1. One World One Minute is a project sponsored by some filmmakers in Hollywood.

2. The purpose of the project is to record how people of the world mourn the death of those who lost their lives in New York's World Trade Center.

3. Participants may come from different races or nations, have different religious beliefs, and maintain opposite political viewpoints.

4. Participants are invited to record one minute of their lives on any given day.

5. Participants are encouraged to make short video films to record an important event in their lives.

6. The project will offer people from various parts of the world an opportunity to share a moment of their life with others.

7. The organizers believe that humanity is represented by the colorful variety of people's life all over the world.

8. Participants are required to submit what they have recorded to organizers by e-mail not later than September 11, 2002.

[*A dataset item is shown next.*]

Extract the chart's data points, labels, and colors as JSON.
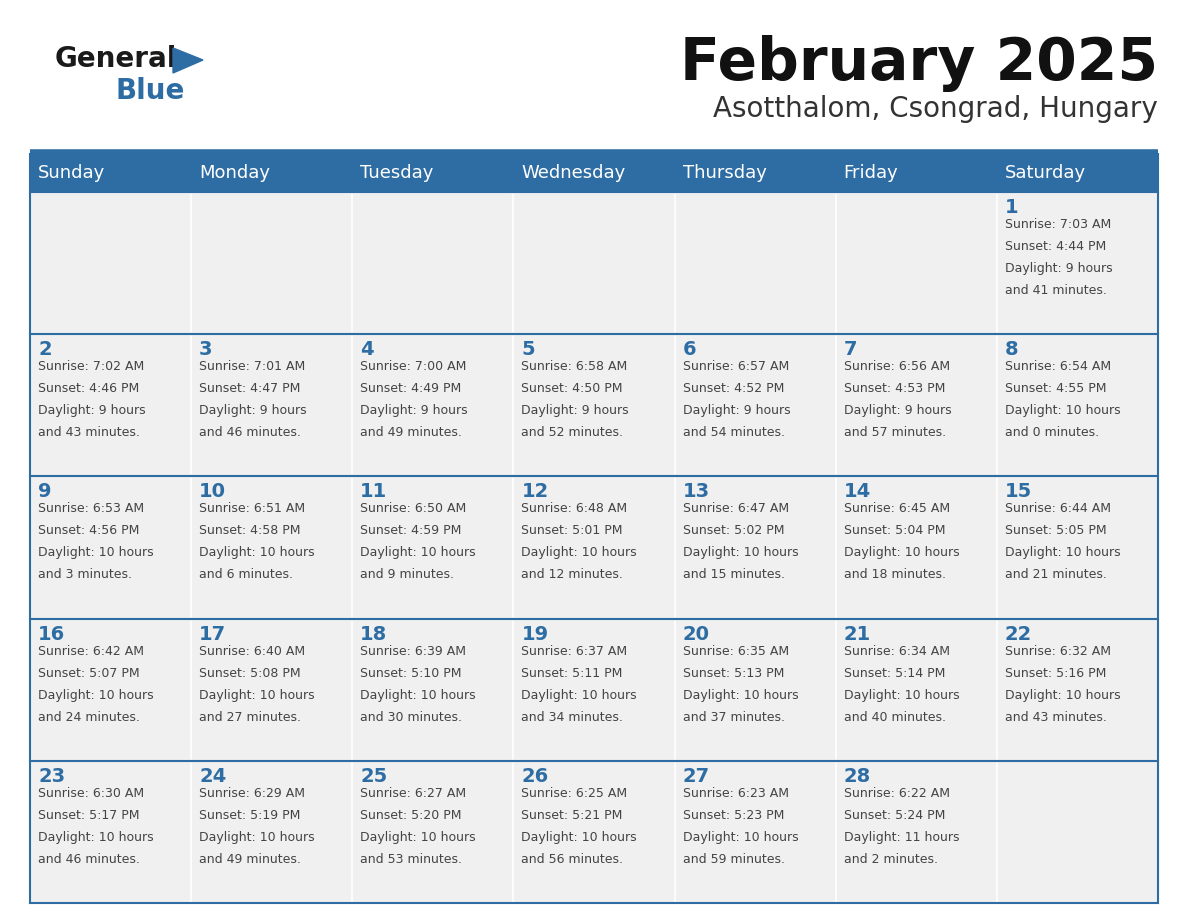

9. All the material submitted by the participants will be made into a feature-length film and shown on TV and in cinemas throughout the world.

10. The film will become a powerful means to unite people all over the world in the war against terrorism.

 

   

 

Part D

One World, Many Universes

 

    Ours is, in many ways, a world without boundaries. Being a citizen of a particular nation is almost as much as being a resident of a particular town or province. Boundaries of class and caste that once shaped societies continue to fade. The freedom of people to move increases gradually with the relaxation of immigration laws in the last century. Many countries have fairly simple requirements for obtaining citizenship and voting rights.

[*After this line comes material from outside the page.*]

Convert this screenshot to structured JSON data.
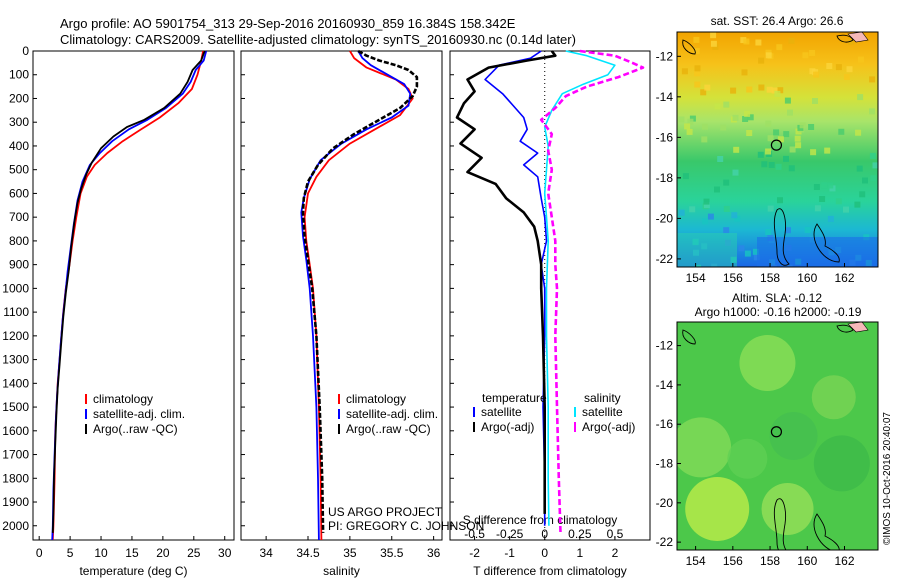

     In Europe, for example, the European Union's membership has grown to 15 countries and may increase to 21 or more by 2010. It has developed a common body of laws, common policies and practices, and a great deal of cooperation among its members. The adoption of the single currency, the euro, by 12 of its member countries and the circulation of euro cash in January 2002 have enabled citizens in these countries to move about even more freely.

     In addition, all of the major organized religions, including Christianity, Judaism, Buddhism, Hinduism, and Islam, are alive and well, but less clearly and exclusively identified with specific cultures and geographic regions. People everywhere feel free to convert to other religions, and many people identify themselves with more than one religion.

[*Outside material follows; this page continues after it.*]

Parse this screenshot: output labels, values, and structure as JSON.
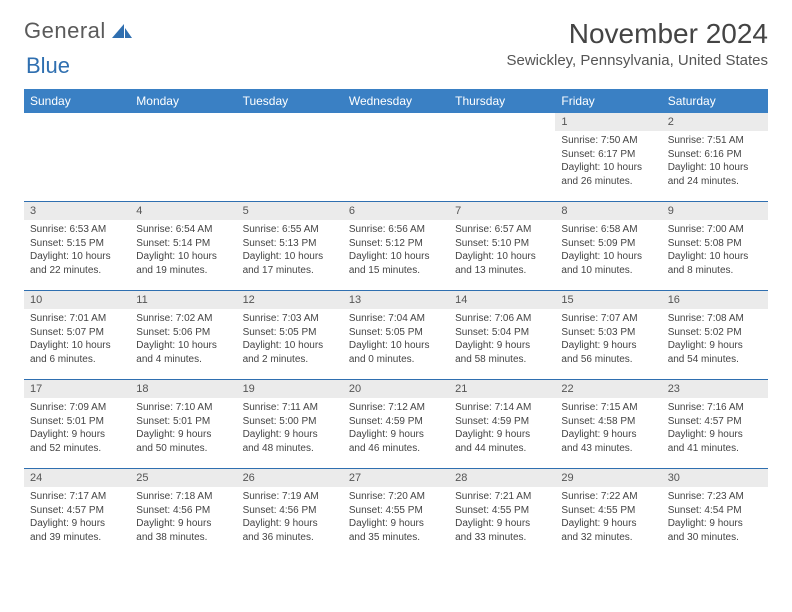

     Since 1995, which is called the Year of the Internet, cyberspace has become a rich and realistic realm of experience. Its activities include the No-Self Network, which is concerned with liberation from the self. The network's members regard this liberation as an ordinary human achievement-roughly comparable to learning to play the piano -- and not as a superhuman or divine feat. One World, Many Universes is, for me, the most persuasive mix of idealism and realism. This particular future is likely to be the most fast-changing one, rapidly evolving beyond what I have described.

 

 

Questions:

 

1. What is the passage mainly about?

2. Which of the following is not mentioned in the passage as a reason that makes national boundaries less prominent?

3. Which of the following is not one of the major religions mentioned in the passage?

4. What enabled citizens in many EU countries to move about more freely?